Find art directors who work for local agencies or companies that market to younger, more culturally diverse targets. Recruit them to serve as a second set of eyes and ask them to weigh in on your creative. These folks have access to all the research their companies have done, so getting their input can plug you into a vast and expensive knowledge base that wouldn’t otherwise be available. It’s tough to get pro bono work out of agencies these days, but there’s nothing to stop you from asking for expert advice from their employees. And of course you’ll want to thank them with tickets or other meaningful in-kind rewards.
Use social media. Ask your friends and followers to weigh in on campaign ideas as they’re being developed – or ask them to submit promotional ideas of their own. Including social networks in the message development process is an organic means of generating meaningful interaction with interested communities. It brings audience-centric voices into the discussion, it turns supporters into advocates and it disseminates marketing messages to desirable target audiences.
Test your churn. Pull those stubborn one-off buyers out of your database, divide them randomly into test groups and send them two emails. One email should be the canned, self-centered, preaching-to-the-choir stuff you normally send out. For the other, try a fresh, colloquial, audience-centered, this-is-what’s-in-it-for-you message. If you find that telling new audiences what’s in it for them is effective, you may want to start developing fresh messages that tell new audiences what’s in it for them.
Or why not just talk to people. New audiences come in and out of our venues every day. If you have three mock-ups of next season’s membership brochure and you need to learn which one will work best, mount them on some nice presentation boards, set up a display in the lobby and ask visitors who look like the audiences you’re trying to attract to pick the one they find most persuasive. Give them a free drink voucher for their trouble. People love to be asked for opinions and your new audiences will be flattered that they were invited to have a say in the process.

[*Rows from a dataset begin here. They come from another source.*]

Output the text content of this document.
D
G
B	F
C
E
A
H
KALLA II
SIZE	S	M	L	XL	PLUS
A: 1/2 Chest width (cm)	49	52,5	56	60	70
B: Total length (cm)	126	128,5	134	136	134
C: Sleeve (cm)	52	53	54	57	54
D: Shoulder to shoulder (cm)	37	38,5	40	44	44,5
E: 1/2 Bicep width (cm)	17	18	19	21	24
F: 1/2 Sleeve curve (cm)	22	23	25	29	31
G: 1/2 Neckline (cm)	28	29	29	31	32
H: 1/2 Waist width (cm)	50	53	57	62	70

Learning how your marketing messages work before you send them out doesn’t cost much and it stands to significantly improve the results of your persuasive messaging efforts.
As with all research, there are a few guidelines to follow to make sure you gather the most accurate, useful information.
1. Keep everything you learn in perspective. The methods above are all qualitative so the information must be evaluated according to its source, its context and its relationship to the other research you conduct. You’re the professional so it’s your responsibility to glean the most appropriate, relevant and useful knowledge from the data you collect.
2. Don’t cherry pick results that correspond with what you already believe or that point to the marketing materials you want to produce. Solicit, accept and be willing to honestly consider legitimate external input.
3. Ask people how they’d respond, not what they’d do if they were you. Most people think marketing is common sense and everybody wants to be Don Draper so unless you’re asking for advice from real marketing professionals who know what they’re talking about, limit the discussion to initial responses. You can ask people why they responded a certain way, but the minute they start playing armchair ad exec, their input is of limited value.
4. Weigh external perspectives honestly against internal imperatives. Your organization will want to keep producing boastful, self-flattering, presumptuous marketing materials because they reinforce all the things we arts professionals want to believe about ourselves. But if those messages aren’t resonating with new audiences, it’s time to take off the rose colored glasses and start dealing with the world as it is.
Go get some input from skeptical outsiders and let it influence the way you talk to them.